Mr Barlow said suspending the National Insurance hike was ‘the most urgent step’ the Chancellor needed to take.
He added: “It is essential to ensure that funds are invested in factories, machinery and buildings, which in turn will preserve and create jobs.

However, Rishi Sunak must also go further. He is expected to announce long-term incentives to help manufacturing companies invest and plan for the future.
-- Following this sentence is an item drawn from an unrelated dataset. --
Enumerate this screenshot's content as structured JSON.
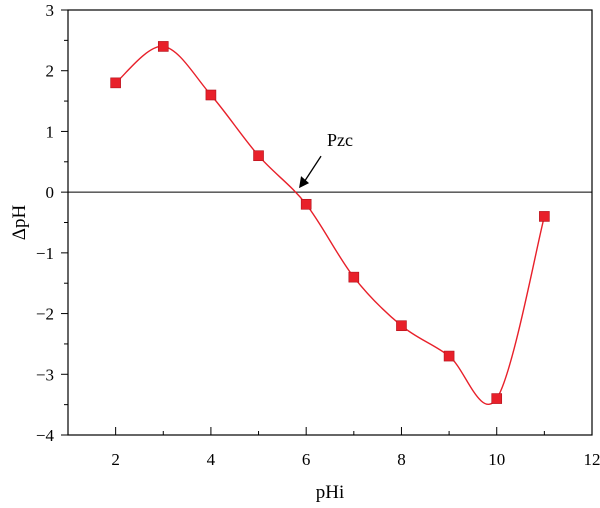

One way for him to do this would be to extend the super-deduction to allow for longer-term planning.

“Long-term relief is also badly needed for businesses to pursue decarbonisation and net-zero programs, especially as the UK commits to reducing its greenhouse gas emissions by 2050. Expanding tax incentives for energy-efficient assets is crucial, especially for SMEs that typically struggle to stay ahead of the curve when it comes to reducing emissions.”

JM Holdings Group, South West

Murray Ambler-Shattock, head of strategic operations, research and innovation development, said: “A windfall tax on ‘big energy companies’ on the massive profits made at the expense of the beleaguered British public, who currently can barely afford to heat and light their homes and for businesses that struggle to afford to produce and distribute their offerings.

“Strict measures to regulate fuel retail pricing behavior. Financial recovery actions against Covid measures loan fraudsters and against parties involved in unsuitable PPE that cost and waste billions of dollars from Taxpayers Road fund license fees have been replaced with a tax on fuel and energy purchase recharging instead of a tax on fixed costs per vehicle Recover furlough money from any company that has made substantial benefits during the pandemic but still asked for time off because she clearly didn’t need it.

“Move the Red Diesel Rebate being abolished onto green fuels such as HVO. Abolish IR35 and make it easy for businesses and organizations to hire the necessary skills and experience they need to grow and their development Provide Innovation Loans to businesses to develop new approaches to problems and advance Innovation Second and/or vacation homes must be purchased as an operated business through a public limited company and leased to third parties for at least 50% of the year.”